Corn is native to the Americas. Posole, or Pozole, denotes both nixtamalized dried corn kernels (hominy) as well as the hearty pre-Columbian Aztec and Mayan stew made with the nixtamalized corn; nixtamal. The stew traditionally includes pork, chicken, or turkey, and freshly roasted chilies. Posole stews have endured mostly unchanged from their early roots and remain popular across Mexico and the Southwestern United States to this day.

It is the nixtamalization process invented by by the pre-Columbian cultures that imparts its unique flavor to posole stews and makes them as enticing as they are nourishing.

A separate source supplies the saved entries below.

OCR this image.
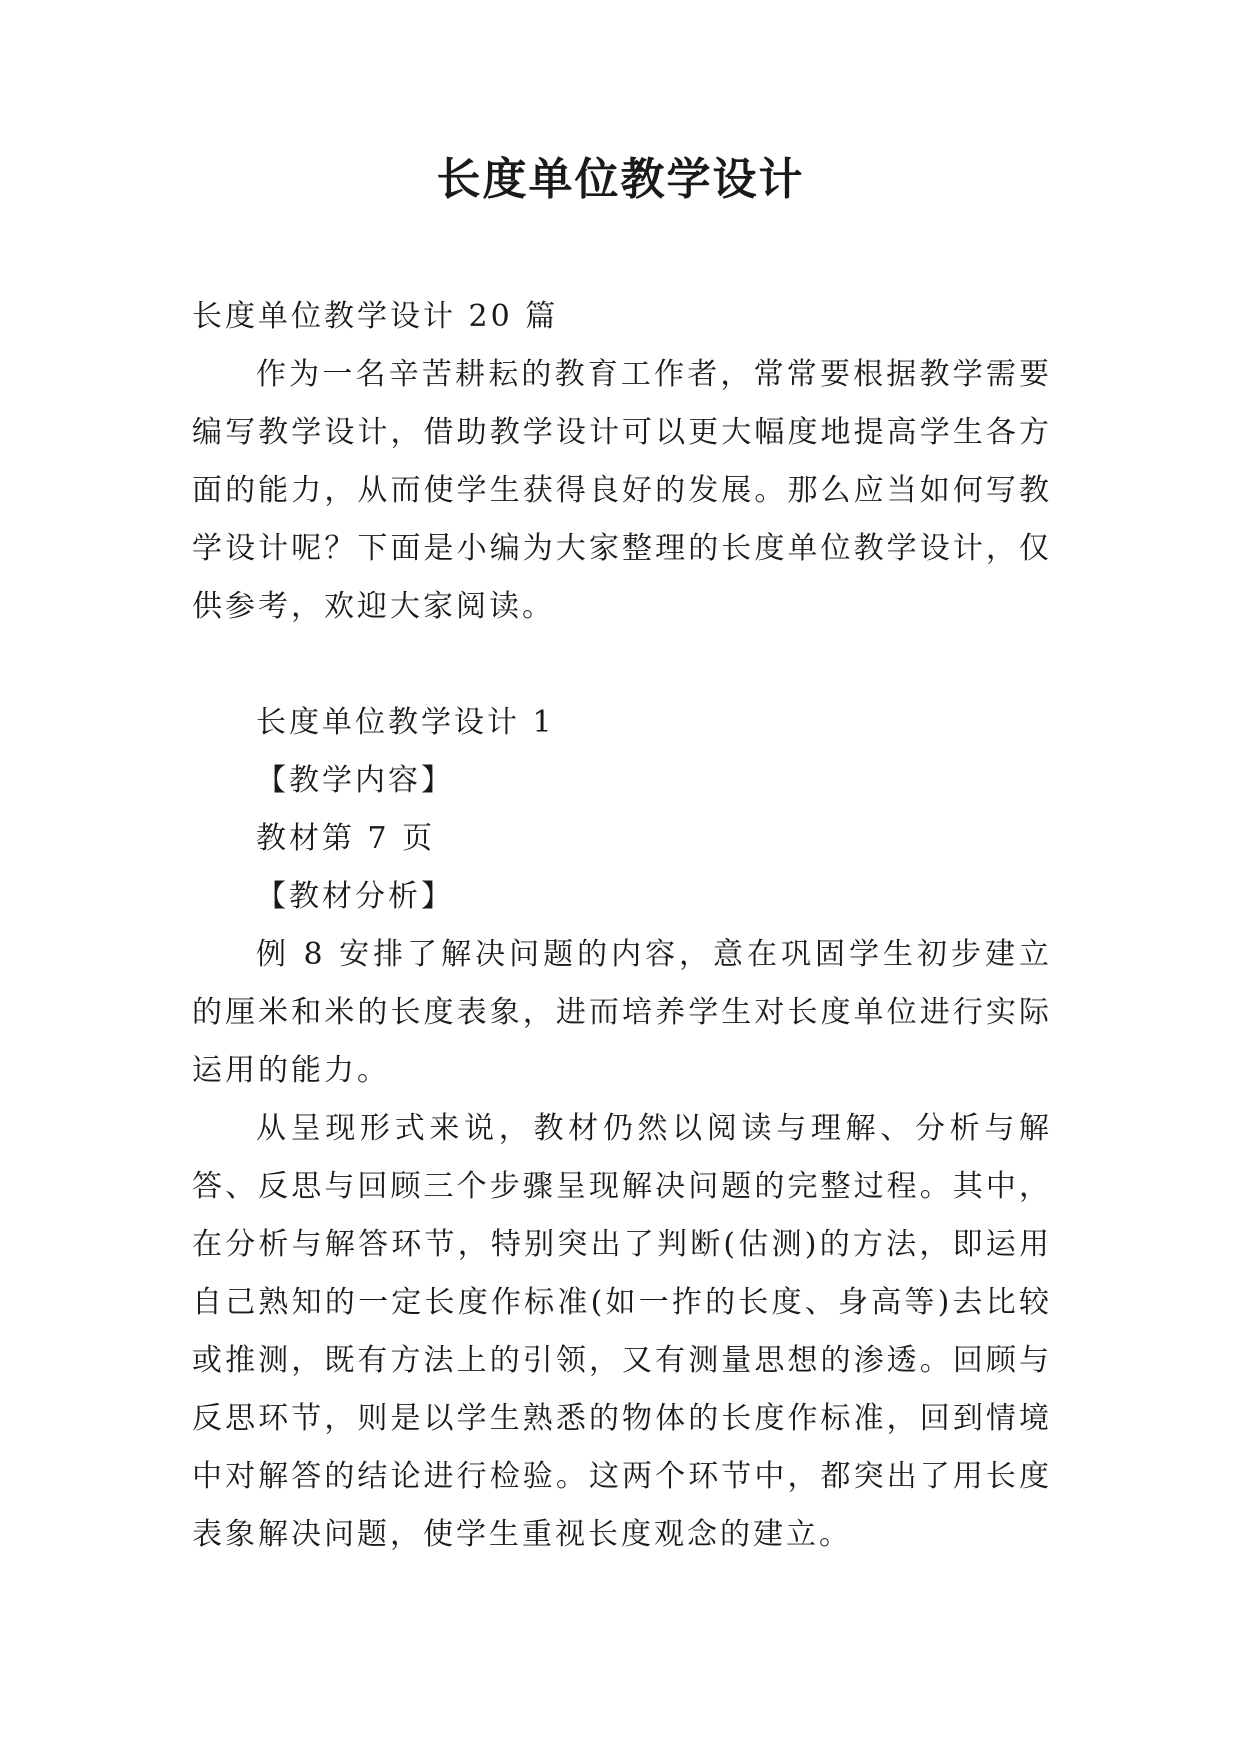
长度单位教学设计

长度单位教学设计 20 篇

作为一名辛苦耕耘的教育工作者，常常要根据教学需要编写教学设计，借助教学设计可以更大幅度地提高学生各方面的能力，从而使学生获得良好的发展。那么应当如何写教学设计呢？下面是小编为大家整理的长度单位教学设计，仅供参考，欢迎大家阅读。

长度单位教学设计 1

【教学内容】

教材第 7 页

【教材分析】

例 8 安排了解决问题的内容，意在巩固学生初步建立的厘米和米的长度表象，进而培养学生对长度单位进行实际运用的能力。

从呈现形式来说，教材仍然以阅读与理解、分析与解答、反思与回顾三个步骤呈现解决问题的完整过程。其中，在分析与解答环节，特别突出了判断(估测)的方法，即运用自己熟知的一定长度作标准(如一拃的长度、身高等)去比较或推测，既有方法上的引领，又有测量思想的渗透。回顾与反思环节，则是以学生熟悉的物体的长度作标准，回到情境中对解答的结论进行检验。这两个环节中，都突出了用长度表象解决问题，使学生重视长度观念的建立。
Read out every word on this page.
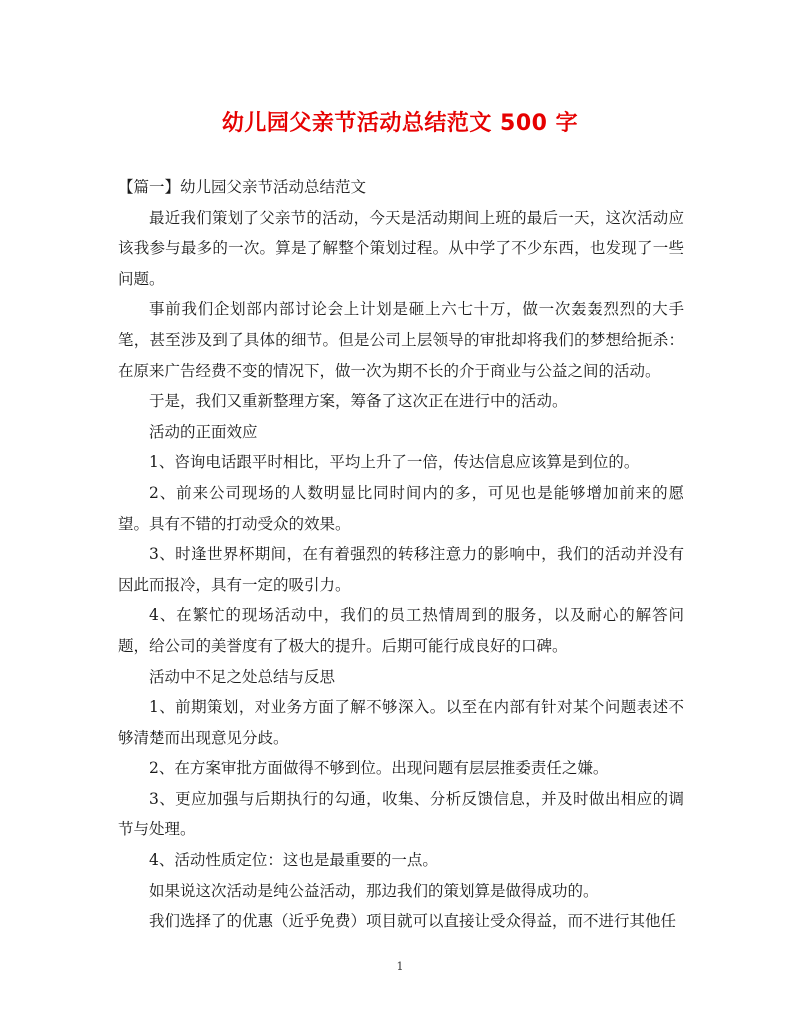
幼儿园父亲节活动总结范文 500 字

【篇一】幼儿园父亲节活动总结范文

最近我们策划了父亲节的活动，今天是活动期间上班的最后一天，这次活动应该我参与最多的一次。算是了解整个策划过程。从中学了不少东西，也发现了一些问题。

事前我们企划部内部讨论会上计划是砸上六七十万，做一次轰轰烈烈的大手笔，甚至涉及到了具体的细节。但是公司上层领导的审批却将我们的梦想给扼杀：在原来广告经费不变的情况下，做一次为期不长的介于商业与公益之间的活动。

于是，我们又重新整理方案，筹备了这次正在进行中的活动。

活动的正面效应

1、咨询电话跟平时相比，平均上升了一倍，传达信息应该算是到位的。

2、前来公司现场的人数明显比同时间内的多，可见也是能够增加前来的愿望。具有不错的打动受众的效果。

3、时逢世界杯期间，在有着强烈的转移注意力的影响中，我们的活动并没有因此而报冷，具有一定的吸引力。

4、在繁忙的现场活动中，我们的员工热情周到的服务，以及耐心的解答问题，给公司的美誉度有了极大的提升。后期可能行成良好的口碑。

活动中不足之处总结与反思

1、前期策划，对业务方面了解不够深入。以至在内部有针对某个问题表述不够清楚而出现意见分歧。

2、在方案审批方面做得不够到位。出现问题有层层推委责任之嫌。

3、更应加强与后期执行的勾通，收集、分析反馈信息，并及时做出相应的调节与处理。

4、活动性质定位：这也是最重要的一点。

如果说这次活动是纯公益活动，那边我们的策划算是做得成功的。

我们选择了的优惠（近乎免费）项目就可以直接让受众得益，而不进行其他任

1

Maize (corn kernels) are heated with slaked lime and ash and then steeped to release the nutrients in the corn. The corn is then dried and stored for the winter months. Cooking posole for several hours releases its distinctive flavor. Although the addition of meat or poultry is the norm, I much prefer posole plain and simple with only chilies and seasonings added.

You can read more about nixtamalized maize in my post on polenta. (See here)

Prepared dried posole is available in Latin American food shops, some health food stores, and online. Canned is also available, but I would not recommend it. Some texture is lost and it is the long cooking that brings posole stew to life. There is no substitute. Thankfully a very dear friend sent me a supply from Santa Fe.

Posole  serves 4-6

  • 2 cups dried posole
  • water or stock
  • 3 tablespoons cold pressed peanut oil
  • 1 pound pork shoulder, cut into bite sized cubes (optional)
  • 2 onions, peeled and chopped
  • 4 garlic cloves, peeled and thinly sliced
  • 1 bay leaf
  • ½ teaspoon cumin seeds, toasted
  • 1 teaspoon dried Mexican oregano
  • 1 teaspoon sea salt + more to taste
  • ½ teaspoon freshly ground pepper
  • 4 to 6 flames roasted red or green chilies (see here), skin peeled, seeds removed, and chopped
  • cilantro or broad leaf parsley leaves for garnish

Rinse the dried posole and place in a large saucepan or soup pot. Fill with water and bring to a boil. Partially cover and simmer the posole, stirring from time to time, until the kernels just begin to flower. This can take 1 to 2 hours depending on the age of posole.

Transfer the posole to a colander to drain off the cooking water. Clean the pot, dry it, and place it back on the stove over medium heat. When hot add the peanut oil. If you are using pork, add it to the pan and brown on all sides.

Otherwise add the onions and cook until soft (stirred into the pork if using). Add the garlic, drained cooked posole and enough water or stock to fill the pot. Add the bay leaf, cumin seeds, oregano, salt and pepper and stir to combine. Bring to a simmer, partially cover, and cook for about 40 minutes, stirring from time to time. The pork (if using) should be tender and the posole kernels should be fully flowered and quite soft. Stir in the chilies and simmer another 15 minutes.

Taste and add salt if needed.


Ladled the posole into individual bowls. Garnished with fresh cilantro or flat leaf parsley leaves, and
be sure to have a basket of warm fresh flour tortillas on the table!